8.03.2005

 

bureaucracy will make you crazy

My out-of-state driver's license, onto which I have held like a security blanket, is due to expire on my birthday. Meanwhile, when my wallet was stolen last fall my social security card was in it, and I've been postponing dealing with that.

Unfortunately by the time I realized that the State of Illinois now requires proof of social security number in order to get a driver's license, I only had three weeks to go before my other license was going to expire. Further, from what I read on the website, it seemed that Social Security would hold onto my passport when I brought it in to get a new card, and that it would take two to four weeks to get the card -- and I needed the passport too to get the driver's license. So I thought -- well, I have plenty of pay stubs and tax forms that have my social security number on them. Why not try that? On the secretary of state's list of necessary documents, some of the categories seem flexible -- like in the proof of address column where they list three things and then say that some other unspecified things are OK and some other unspecified things are not. I emailed the state to ask if a pay stub was OK as proof of SSN; they didn't write back. So I went in. Well, no go. You have to have an actual social security card with you in order to get a license.
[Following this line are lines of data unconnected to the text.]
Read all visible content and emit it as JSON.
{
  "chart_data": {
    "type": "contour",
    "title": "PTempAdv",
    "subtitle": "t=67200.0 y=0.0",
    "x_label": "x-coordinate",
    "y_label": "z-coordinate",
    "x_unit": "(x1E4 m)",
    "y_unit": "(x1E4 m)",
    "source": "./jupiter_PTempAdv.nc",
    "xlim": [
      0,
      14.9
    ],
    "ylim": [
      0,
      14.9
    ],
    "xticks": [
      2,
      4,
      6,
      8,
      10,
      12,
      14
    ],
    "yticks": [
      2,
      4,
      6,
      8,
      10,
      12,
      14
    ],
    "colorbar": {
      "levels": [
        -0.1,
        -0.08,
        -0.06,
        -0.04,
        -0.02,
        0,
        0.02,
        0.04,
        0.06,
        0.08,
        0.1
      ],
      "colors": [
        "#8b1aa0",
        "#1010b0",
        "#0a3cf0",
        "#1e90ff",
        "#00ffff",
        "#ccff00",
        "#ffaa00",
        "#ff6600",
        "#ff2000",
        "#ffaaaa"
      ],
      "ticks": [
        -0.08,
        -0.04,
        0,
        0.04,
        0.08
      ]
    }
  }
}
So I trekked down to the social security office and as it turned out they only needed to look at my passport, not to actually keep it, and they claim I'll get the card within two weeks. If I had only done this first, I might have the license in time to drive by the time my car is actually working. Maybe my colleague is right--I would have saved myself 80 IQ points by not getting a PhD. I had a hell of a time keeping track of all those documents.

So, in the social security office there was a man keeping up a steady stream of loud, unintelligible mumbling. Everyone in the waiting area was avoiding looking at him or each other. I caught a few words that included "get a job" and "two fingers" and "knees" and "money." When the security officer came in to check on things, the mumbling suddenly got a lot quieter. At the window, he was positively lucid--he gave his name and address, said his check hadn't come, asked if he could get a new check, asked if he could get a copy of a document. Well, um, mostly lucid--what he wanted was a carbon copy. Apparently he was not fully satisfied with the outcome of his request, because he then wouldn't leave the window and had to be escorted out by the same security guard.

Sometimes it seems like if you could skip the misery and poverty and illness and bureaucratic craziness that seem to have frayed away his sanity, it wouldn't be such a bad thing to feel so uninhibited.